# Loading data

In [None]:
! nvidia-smi
!pip3 install catboost 

In [None]:
# Data Preprocessing
import pandas as pd
import numpy as np 

# Data Visualization
import matplotlib.pyplot as plt


# ML Models
from sklearn.preprocessing import StandardScaler
from sklearn.model_selection import train_test_split
from sklearn.metrics import roc_auc_score,roc_curve 
from catboost import CatBoostClassifier

# Miscellanous
import time 

In [None]:
train = pd.read_csv('../input/tabular-playground-series-sep-2021/train.csv') 
train_df = train.copy() 
train_df = train_df.drop(['id'], axis='columns') 
train_df.head()

In [None]:
test = pd.read_csv("../input/tabular-playground-series-sep-2021/test.csv")
test_df = test.copy()
test_id = test.copy()
test_df = test_df.drop(['id'], axis='columns')
test_df.head()

In [None]:
print(train_df.isnull().sum())
print(test_df.isnull().sum())

In [None]:
y = train_df['claim']
train_df.drop('claim', axis = 1, inplace  = True)

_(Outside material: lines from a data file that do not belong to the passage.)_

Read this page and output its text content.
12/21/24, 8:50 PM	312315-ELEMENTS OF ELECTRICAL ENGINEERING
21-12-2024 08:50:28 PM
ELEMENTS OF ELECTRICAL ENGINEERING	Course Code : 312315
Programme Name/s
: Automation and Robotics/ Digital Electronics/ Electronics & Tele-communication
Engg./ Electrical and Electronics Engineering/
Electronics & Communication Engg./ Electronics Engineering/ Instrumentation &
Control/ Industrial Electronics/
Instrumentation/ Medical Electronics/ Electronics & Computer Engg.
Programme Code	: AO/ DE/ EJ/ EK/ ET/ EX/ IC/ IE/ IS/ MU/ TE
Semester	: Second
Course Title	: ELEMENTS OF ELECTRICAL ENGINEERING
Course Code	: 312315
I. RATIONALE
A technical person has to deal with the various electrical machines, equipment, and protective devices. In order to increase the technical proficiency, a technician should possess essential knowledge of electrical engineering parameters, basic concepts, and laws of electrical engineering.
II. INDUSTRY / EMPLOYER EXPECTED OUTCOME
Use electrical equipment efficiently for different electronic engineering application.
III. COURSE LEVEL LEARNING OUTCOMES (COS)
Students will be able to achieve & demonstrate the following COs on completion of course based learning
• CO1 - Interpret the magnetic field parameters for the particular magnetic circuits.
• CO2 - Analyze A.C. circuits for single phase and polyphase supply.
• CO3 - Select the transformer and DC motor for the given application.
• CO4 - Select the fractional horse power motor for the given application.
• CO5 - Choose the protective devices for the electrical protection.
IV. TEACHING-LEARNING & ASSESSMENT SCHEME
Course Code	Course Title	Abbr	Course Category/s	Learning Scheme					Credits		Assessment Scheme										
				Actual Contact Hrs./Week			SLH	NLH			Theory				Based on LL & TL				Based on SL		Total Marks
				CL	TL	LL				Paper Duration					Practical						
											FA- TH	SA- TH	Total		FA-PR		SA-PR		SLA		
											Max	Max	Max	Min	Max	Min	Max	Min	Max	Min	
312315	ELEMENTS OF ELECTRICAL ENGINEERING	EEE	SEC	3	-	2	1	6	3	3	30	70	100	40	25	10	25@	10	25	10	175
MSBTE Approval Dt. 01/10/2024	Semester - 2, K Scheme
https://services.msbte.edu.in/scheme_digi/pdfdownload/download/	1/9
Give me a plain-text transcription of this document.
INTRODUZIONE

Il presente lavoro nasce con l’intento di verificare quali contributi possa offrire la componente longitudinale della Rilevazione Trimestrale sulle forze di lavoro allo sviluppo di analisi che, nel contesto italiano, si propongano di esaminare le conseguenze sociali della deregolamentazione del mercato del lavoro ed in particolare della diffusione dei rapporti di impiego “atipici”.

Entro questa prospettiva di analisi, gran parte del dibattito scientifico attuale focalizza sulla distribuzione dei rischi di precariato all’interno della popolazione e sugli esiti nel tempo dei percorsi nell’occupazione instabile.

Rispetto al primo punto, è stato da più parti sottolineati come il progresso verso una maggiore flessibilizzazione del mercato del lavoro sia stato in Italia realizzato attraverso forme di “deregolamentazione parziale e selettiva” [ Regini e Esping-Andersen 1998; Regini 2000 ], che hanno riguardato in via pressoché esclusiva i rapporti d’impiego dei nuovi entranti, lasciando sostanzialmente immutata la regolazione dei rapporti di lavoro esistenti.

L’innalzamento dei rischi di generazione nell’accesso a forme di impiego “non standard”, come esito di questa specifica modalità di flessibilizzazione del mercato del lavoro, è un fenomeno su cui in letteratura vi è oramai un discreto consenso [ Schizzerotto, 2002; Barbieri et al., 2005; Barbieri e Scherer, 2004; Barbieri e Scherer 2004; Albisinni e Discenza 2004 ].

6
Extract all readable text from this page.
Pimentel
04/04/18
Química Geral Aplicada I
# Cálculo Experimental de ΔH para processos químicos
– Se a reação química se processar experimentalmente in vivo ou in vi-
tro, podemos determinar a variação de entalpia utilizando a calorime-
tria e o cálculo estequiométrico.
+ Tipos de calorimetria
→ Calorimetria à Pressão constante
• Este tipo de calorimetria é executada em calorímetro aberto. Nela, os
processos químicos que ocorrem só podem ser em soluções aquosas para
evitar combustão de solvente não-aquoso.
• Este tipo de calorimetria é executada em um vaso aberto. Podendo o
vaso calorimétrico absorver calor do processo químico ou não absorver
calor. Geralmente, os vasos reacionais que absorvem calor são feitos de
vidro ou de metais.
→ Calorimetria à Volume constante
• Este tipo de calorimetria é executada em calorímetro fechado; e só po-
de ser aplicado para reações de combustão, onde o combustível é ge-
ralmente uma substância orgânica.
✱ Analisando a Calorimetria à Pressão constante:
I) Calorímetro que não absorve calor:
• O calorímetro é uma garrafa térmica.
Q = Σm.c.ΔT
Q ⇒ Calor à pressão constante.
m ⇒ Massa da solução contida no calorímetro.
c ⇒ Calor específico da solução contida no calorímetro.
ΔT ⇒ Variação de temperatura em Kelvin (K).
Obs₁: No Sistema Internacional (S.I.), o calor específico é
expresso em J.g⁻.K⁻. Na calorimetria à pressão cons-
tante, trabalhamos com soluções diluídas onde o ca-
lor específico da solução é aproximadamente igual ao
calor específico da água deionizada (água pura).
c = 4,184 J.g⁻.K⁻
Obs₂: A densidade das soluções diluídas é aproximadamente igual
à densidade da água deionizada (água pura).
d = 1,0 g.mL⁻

# Extra features: 'missing', 'st', 'var'

In [None]:
train_df['missing'] = train_df.isnull().sum(axis=1)
train_df['std'] = train_df.std(axis=1)
train_df['var'] = train_df.var(axis=1)
train_df.head() 

In [None]:
test_df['missing'] = test_df.isnull().sum(axis=1)
test_df['std'] = test_df.std(axis=1)
test_df['var'] = test_df.var(axis=1)

# Replace missing values with the mean value of each column


In [None]:
train_df = train_df.fillna(train_df.mean())
test_df = test_df.fillna(test_df.mean())

In [None]:
scaler = StandardScaler()
scaled_features = scaler.fit_transform(train_df)
scaled_features1 = scaler.transform(test_df)

In [None]:
X_train, X_test, y_train, y_test = train_test_split(scaled_features, y, test_size = 0.30)

# CatBoost Classifier



In [None]:
cat_params = {
    'iterations': 15585, 
    'objective': 'CrossEntropy', 
    'bootstrap_type': 'Bernoulli',
    'learning_rate': 0.023575206684596582, 
    'reg_lambda': 36.30433203563295, 
    'random_strength': 43.75597655616195, 
    'depth': 8, 
    'min_data_in_leaf': 11, 
    'leaf_estimation_iterations': 1, 
    'subsample': 0.8227911142845009,
    'task_type' : 'GPU',
    'eval_metric' : 'AUC',
    'verbose' : 1000,
    'early_stopping_rounds' : 500,
}

In [None]:
cat = CatBoostClassifier(**cat_params )
cat.fit(X_train, y_train)
test_predict = cat.predict(X_test) 

In [None]:
start_time = time.time()

y_pred_proba = cat.predict_proba(X_test)[::,1]
fpr, tpr, _ = roc_curve(y_test,  y_pred_proba)
auc = roc_auc_score(y_test, y_pred_proba)
print(auc)
plt.plot(fpr,tpr,label="data 1, auc="+str(auc))
plt.legend(loc=4)
plt.show()

print("Execution time: " + str((time.time() - start_time)) + ' ms')

In [None]:
y_predi=cat.predict_proba(test_df)[:, 1]

In [None]:
id = test_id['id']

# Test Data Predictions



In [None]:
sub = pd.DataFrame(list(zip(id, y_predi)),columns =['id', 'claim'])
sub.to_csv('submission.csv',index = False)
sub.head(20)

In [None]:
sub.to_csv('submission.csv',index = False)